The stunning termination of Wilder came just 16 days after the Stanford University graduate was hired. Her AP bosses told her she had violated the company's social media policy, although they would not detail how. Her college tweets became newsworthy when conservative news outlets, including The Federalist, Washington Free Beacon, and Fox News, began highlighting them and accusing AP of having an anti-Israel bias. Note that the entry-level Wilder was working out of the AP's Arizona bureau and her journalism output had nothing to do with the Middle East.

Wilder was initially assured that her previous tweets were not a problem and that the AP would stand by her, but was subsequently fired. The move came just days after the AP's bureau in Gaza was bombed by the Israeli military as part of the May fighting that erupted in the Middle East. The Israeli government insisted the building housed Hamas operatives, but has not provided definitive proof in order to justify leveling the AP building. Sen. Tom Cotton (R-AR) pointed to Wilder's employment and tweeted, "Not a surprise from a media organization that shared office space with Hamas." He also suggested the AP colluded with Hamas and allowed reporters to be used as "human shields."
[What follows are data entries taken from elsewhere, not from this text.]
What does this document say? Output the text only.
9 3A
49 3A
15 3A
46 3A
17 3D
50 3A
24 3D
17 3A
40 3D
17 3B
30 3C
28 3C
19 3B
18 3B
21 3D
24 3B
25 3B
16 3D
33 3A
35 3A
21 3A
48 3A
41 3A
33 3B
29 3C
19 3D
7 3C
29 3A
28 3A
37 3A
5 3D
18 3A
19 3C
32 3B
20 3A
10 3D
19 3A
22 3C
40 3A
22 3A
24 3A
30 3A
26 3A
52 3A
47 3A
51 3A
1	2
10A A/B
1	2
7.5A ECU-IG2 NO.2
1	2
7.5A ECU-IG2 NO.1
It's clear the AP found itself in the middle of a contentious, international national standoff when the Wilder story, and the manufactured claims of bias, began to gain traction. Rather than defend its targeted reporter, AP caved to the right-wing mob, thereby encouraging to take aim at more journalists in the future.

"It feels like AP folded to the ridiculous demands and cheap bullying of organizations and individuals," Wilder said. "What future does it promise to aspiring reporters that an institution like The Associated Press would sacrifice those with the least power to the cruel trolling of a group of anonymous bullies?" she asked.

Added Columbia Journalism School professor, Emily Bell, "If news organizations cave in to pressure from bad faith campaigns, if they cancel workplace contracts on the basis of student activism or errors of judgment, then the field will miss out on some great reporters. Newsrooms are too often unprepared for this predictable onslaught."

The whole sordid chapter represents a black eye for the AP and raises real questions about its leadership.

Whether Buzbee directly ordered Wilder's firing is unclear. But Buzbee is a high-ranking executive of the news operation and everyone there must have known terminating Wilder would generate lots of news. More significantly, Buzbee has remained silent as the controversy has escalated and the AP has been widely denounced within journalism circles for giving in to disingenuous, right-wing trolls who aren't seeking fairness, but instead want media scalps as trophies.

It was clearly Wilder's college tweets that prompted AP's review of her online content. But in justifying her firing, the AP insists she was fired "for violations of AP's social media policy" for tweets posted this year.

None of this is believable and it all reflects poorly on the AP. If the Associated Press did have a problem with a new hire regarding a tweet or two, the normal course of action would be for an editor to counsel that person and warn them about the social media policy. It's completely irrational to fire someone hired just 16 days earlier because of a minor social media guidelines transgression.

It's obvious the AP did not want to defend Wilder and did not want to do battle with bogus GOP allegations, so the wire service took the cowardly way out.

And soon, the AP's executive editor will be taking over the Washington Post newsroom.